Bereits Anfang Februar dieses Jahres rückte er mit der Uraufführung seines Orchesterwerks Von Ewigkeit zu Ewigkeit ins Licht der Weimarer Öffentlichkeit: Der 1987 in Sydney geborene und aufgewachsene Alex Vaughan ist evangelischer Christ und nimmt gerne zentrale Aussagen der Bibel zum Anlass auch für rein instrumentale Stücke. Mut zu Neuem bewies am 23. und 24. Mai ebenso das Philharmonische Orchester Erfurt, indem es das in Auftrag gegebene Werk Ruach auf Basis des hebräischen Wortes für „Atem“ (gemeint ist der Geist Gottes) des Australiers uraufführte. Vaughan war selbst anwesend und konnte sich davon überzeugen, welche Klänge die Musikerinnen und Musiker am Theater Erfurt aus seiner Partitur hervorzauberten.

Fast gleichaltrig mit dem Komponisten selbst verlegte sich der Dirigent des Abends, Felix Bender, der derzeit in Chemnitz hauptamtlich und an der Oper Leipzig engagiert ist, auf die Herausarbeitung der Details des nicht eben einfach zu realisierenden einsätzigen Stücks. Denn im ersten Teil von Ruach scheinen die resonierenden Klangpassagen, die mit Instrumentengeräuschen – insbesondere von den Violinen und dem Perkussionsapparat hervorgebracht – wechseln und sich mit diesen kaum berühren, fast unorganisiert: Weder ein eindeutiges Metrum noch ein klares Tonspektrum sind festgelegt.

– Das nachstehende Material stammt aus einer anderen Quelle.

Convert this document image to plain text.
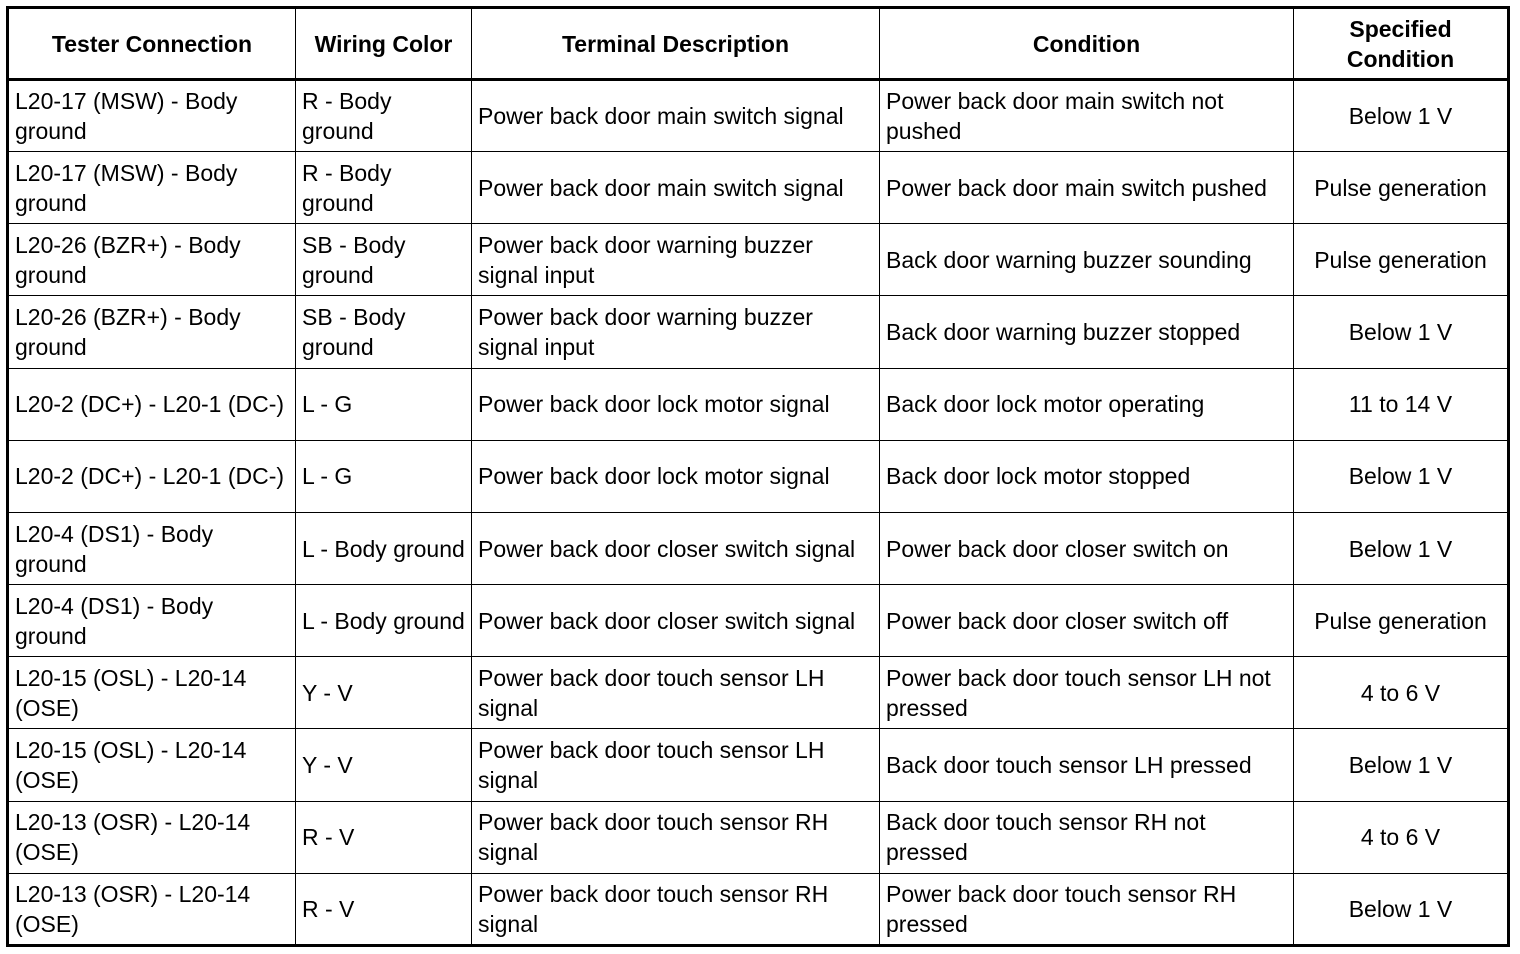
Tester Connection	Wiring Color	Terminal Description	Condition	Specified Condition
L20-17 (MSW) - Body ground	R - Body ground	Power back door main switch signal	Power back door main switch not pushed	Below 1 V
L20-17 (MSW) - Body ground	R - Body ground	Power back door main switch signal	Power back door main switch pushed	Pulse generation
L20-26 (BZR+) - Body ground	SB - Body ground	Power back door warning buzzer signal input	Back door warning buzzer sounding	Pulse generation
L20-26 (BZR+) - Body ground	SB - Body ground	Power back door warning buzzer signal input	Back door warning buzzer stopped	Below 1 V
L20-2 (DC+) - L20-1 (DC-)	L - G	Power back door lock motor signal	Back door lock motor operating	11 to 14 V
L20-2 (DC+) - L20-1 (DC-)	L - G	Power back door lock motor signal	Back door lock motor stopped	Below 1 V
L20-4 (DS1) - Body ground	L - Body ground	Power back door closer switch signal	Power back door closer switch on	Below 1 V
L20-4 (DS1) - Body ground	L - Body ground	Power back door closer switch signal	Power back door closer switch off	Pulse generation
L20-15 (OSL) - L20-14 (OSE)	Y - V	Power back door touch sensor LH signal	Power back door touch sensor LH not pressed	4 to 6 V
L20-15 (OSL) - L20-14 (OSE)	Y - V	Power back door touch sensor LH signal	Back door touch sensor LH pressed	Below 1 V
L20-13 (OSR) - L20-14 (OSE)	R - V	Power back door touch sensor RH signal	Back door touch sensor RH not pressed	4 to 6 V
L20-13 (OSR) - L20-14 (OSE)	R - V	Power back door touch sensor RH signal	Power back door touch sensor RH pressed	Below 1 V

Der zweite Teil, nicht getrennt vom ersten, organisiert das scheinbar chaotisch entworfene Ausgangsmaterial vertikal zu akkordischen Harmonien und verleiht ihm verschiedene, nun aber identifizierbare Rhythmen. Die Komposition kulminiert in einer hochdynamischen und komplex durchwirkten Apotheose, in der von Gottes Anwesenheit das wie ein Laut gewordener Lufthauch tönende Schwirren im Schlagwerk kündet. Der Klang des Schwirrholzes ist einem Australier natürlich aus der Aborigines-Kultur vertraut – wenn es hier nicht sogar die Idee inspirierte. Damit kann der Start dieses 10. Sinfoniekonzerts der Saison durchaus als der interessanteste und markanteste Teil genannt werden. Alex Vaughan, seines Zeichens in Sydney und Weimar studierter Jazzposaunist und Komponist, hat 2018 den Thüringer Kompositionspreis gewonnen und ist auch publizistisch, etwa mit einem 150 Jazz-Kanons umfassenden Projekt hervorgetreten.

Mit einem deutlich kleineren instrumentalen Apparat kommt das 1917 beendete 1. Violinkonzert D-Dur op. 19 von Sergej Prokofjew aus, das noch nicht zeigt, wie weitgehend der russische Komponist das gesamte Spektrum der Tonalität ausschöpfen konnte. Lara Boschkor, der (kaum) zwanzigjährigen Solistin des Abends, gelang eine ausdrucksvolle Darstellung der reich untersetzt mit Diatonik und Chromatik in die Moderne verweisenden Läufe und Spieltechniken, bei denen Leidenschaft, wie sie oft Aufführungen beispielsweise von Tschaikowskys Violinkonzert mit sich bringt, der Demonstration vielfältiger Variation eher untergeordnet bleibt.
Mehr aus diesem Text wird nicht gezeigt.